Durigan diz que discute parcerias privadas para problema dos Correios
O ministro da Fazenda Dario Durigan disse, em entrevista à GloboNews, que os Correios têm um problema, e que o governo discute parcerias com a iniciativa privada para modernizar a estatal.
Durigan afirmou que o governo já colocou R$ 6 bilhões para modernizar os Correios, que estão afundados em dívidas. Ele disse que a estatal ficou para trás quando foi incluída no PND (Programa Nacional de Desestatização) e, depois, durante a pandemia, enquanto empresas de logística se modernizaram.
Ministro disse que o governo faz um trabalho de recuperação da empresa e não descarta parcerias com o setor privado. Durigan afirmou que não há dificuldade em discutir quais parcerias a estatal precisa fazer com a iniciativa privada.
Durigan negou que a posição do governo seja defender exclusividade dos Correios em entregas ligadas à taxa das blusinhas. Parlamentares discutem a exclusividade da estatal na entrega de compras internacionais isentas de impostos, e ele disse que o tema não foi tratado com ele.
Ele disse que estatais podem registrar lucro e ainda assim aparecer com déficit nas contas públicas. Quando a estatal faz investimento, isso é considerado como déficit na contabilidade pública, afirmou, ao citar que, de 2024 para 2025, estatais somaram R$ 170 bilhões de lucro.
Durigan disse que juros são um problema, mas criticou o uso de elementos políticos no debate. "O que a gente não pode é, mais uma vez, querer usar, dizer que nós estamos fazendo um debate técnico e trazer os elementos políticos e confundir as pessoas", sustentou.
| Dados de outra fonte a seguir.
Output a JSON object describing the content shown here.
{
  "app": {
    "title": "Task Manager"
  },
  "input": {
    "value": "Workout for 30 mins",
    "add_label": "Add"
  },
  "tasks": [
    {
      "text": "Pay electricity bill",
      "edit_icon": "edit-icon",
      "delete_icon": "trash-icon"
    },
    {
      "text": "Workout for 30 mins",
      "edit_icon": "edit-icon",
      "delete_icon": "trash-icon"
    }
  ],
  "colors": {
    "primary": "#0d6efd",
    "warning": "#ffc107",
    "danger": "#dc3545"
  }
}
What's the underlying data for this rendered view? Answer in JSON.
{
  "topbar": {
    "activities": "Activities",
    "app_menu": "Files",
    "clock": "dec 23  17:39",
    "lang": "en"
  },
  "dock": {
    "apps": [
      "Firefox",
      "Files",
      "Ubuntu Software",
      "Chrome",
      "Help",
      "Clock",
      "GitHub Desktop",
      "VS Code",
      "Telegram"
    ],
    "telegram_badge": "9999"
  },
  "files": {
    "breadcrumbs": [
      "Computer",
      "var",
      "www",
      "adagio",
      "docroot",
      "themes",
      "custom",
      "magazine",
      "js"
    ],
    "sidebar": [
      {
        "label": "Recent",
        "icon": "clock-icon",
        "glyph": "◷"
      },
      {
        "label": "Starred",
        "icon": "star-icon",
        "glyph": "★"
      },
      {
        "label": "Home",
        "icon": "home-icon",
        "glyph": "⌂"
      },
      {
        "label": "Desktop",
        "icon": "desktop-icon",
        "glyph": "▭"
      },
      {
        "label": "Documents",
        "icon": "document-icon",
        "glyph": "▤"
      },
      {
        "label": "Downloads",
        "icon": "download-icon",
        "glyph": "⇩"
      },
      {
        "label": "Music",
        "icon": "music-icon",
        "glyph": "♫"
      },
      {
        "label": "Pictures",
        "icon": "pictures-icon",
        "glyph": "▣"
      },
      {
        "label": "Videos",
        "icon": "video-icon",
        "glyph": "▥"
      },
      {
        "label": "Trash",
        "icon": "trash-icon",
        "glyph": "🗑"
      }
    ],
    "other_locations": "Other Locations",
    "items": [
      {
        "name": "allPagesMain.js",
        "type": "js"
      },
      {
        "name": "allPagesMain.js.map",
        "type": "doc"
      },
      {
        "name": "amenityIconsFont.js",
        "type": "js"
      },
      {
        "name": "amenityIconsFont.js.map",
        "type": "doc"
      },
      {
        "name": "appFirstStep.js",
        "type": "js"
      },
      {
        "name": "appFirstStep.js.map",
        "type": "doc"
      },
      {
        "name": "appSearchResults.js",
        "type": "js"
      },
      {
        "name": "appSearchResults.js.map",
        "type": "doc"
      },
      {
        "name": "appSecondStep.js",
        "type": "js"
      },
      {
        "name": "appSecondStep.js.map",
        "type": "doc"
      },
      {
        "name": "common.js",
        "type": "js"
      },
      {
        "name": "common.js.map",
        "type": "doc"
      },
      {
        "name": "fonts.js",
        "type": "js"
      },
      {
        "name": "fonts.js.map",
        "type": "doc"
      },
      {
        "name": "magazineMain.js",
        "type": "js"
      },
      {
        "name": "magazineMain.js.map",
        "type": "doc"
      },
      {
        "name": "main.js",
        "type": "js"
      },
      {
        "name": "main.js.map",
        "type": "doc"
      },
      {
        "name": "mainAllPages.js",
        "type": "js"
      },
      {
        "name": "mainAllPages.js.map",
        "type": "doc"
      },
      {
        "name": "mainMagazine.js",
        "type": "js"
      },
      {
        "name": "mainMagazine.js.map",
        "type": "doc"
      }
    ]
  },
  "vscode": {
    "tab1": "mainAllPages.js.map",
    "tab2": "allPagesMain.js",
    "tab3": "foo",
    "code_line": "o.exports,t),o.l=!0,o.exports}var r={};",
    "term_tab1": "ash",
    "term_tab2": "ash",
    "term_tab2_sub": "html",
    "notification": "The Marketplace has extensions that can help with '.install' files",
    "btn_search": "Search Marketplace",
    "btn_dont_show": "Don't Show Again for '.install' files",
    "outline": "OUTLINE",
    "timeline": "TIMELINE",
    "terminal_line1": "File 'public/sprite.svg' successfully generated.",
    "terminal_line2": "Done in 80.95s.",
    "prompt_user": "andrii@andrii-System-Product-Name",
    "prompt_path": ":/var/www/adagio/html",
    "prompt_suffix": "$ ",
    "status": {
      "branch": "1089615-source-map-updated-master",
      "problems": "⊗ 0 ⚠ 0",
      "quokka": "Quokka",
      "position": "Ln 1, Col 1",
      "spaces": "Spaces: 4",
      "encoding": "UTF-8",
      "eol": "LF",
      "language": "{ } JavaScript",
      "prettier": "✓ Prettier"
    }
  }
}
Ele afirmou que há evidências de dificuldade para famílias saírem do endividamento por causa de juros do cartão e do cheque especial. Durigan disse que o Desenrola é um programa pontual para oferecer saída a quem contraiu dívidas no passado e citou crédito com juros mais baixos para empresas.
Durigan disse que é evidente que o país precisa de mais ajuste fiscal, com trajetória gradual. Ele afirmou que a equipe econômica apresentou ao Congresso uma trajetória de 0,5% no ano que vem, 1% em 2028 e 1,5% em 2029.
Ele afirmou que a taxa de juros está descalibrada e disse que o governo reduz o impulso fiscal. Durigan afirmou que o compromisso é seguir diminuindo o gasto obrigatório para sanear o Orçamento, e defendeu a revisão de benefícios tributários com previsibilidade.
Durigan disse que o governo limita o crescimento de emendas e busca retirar benefícios aprovados sem fonte de custeio. Ele afirmou que a gestão conversa com o Congresso e recorre ao Supremo para derrubar benefícios fiscais aprovados sem compensação.
Durigan disse que o debate sobre uma nova reforma da Previdência precisa considerar a desigualdade. Ele afirmou que não faz sentido tratar da mesma forma quem mora na periferia e quem mora no centro de uma capital.
Ele citou a revisão da aposentadoria de militares como exemplo de ajuste. "Não dá para a população estar se aposentando com 70, 65 anos, em média, e o militar estar se aposentando com 45, 46 anos", disse.
Durigan disse que o PLOA (Projeto de Lei Orçamentária Anual) de 2027 prevê superávit primário de R$ 18,6 bilhões.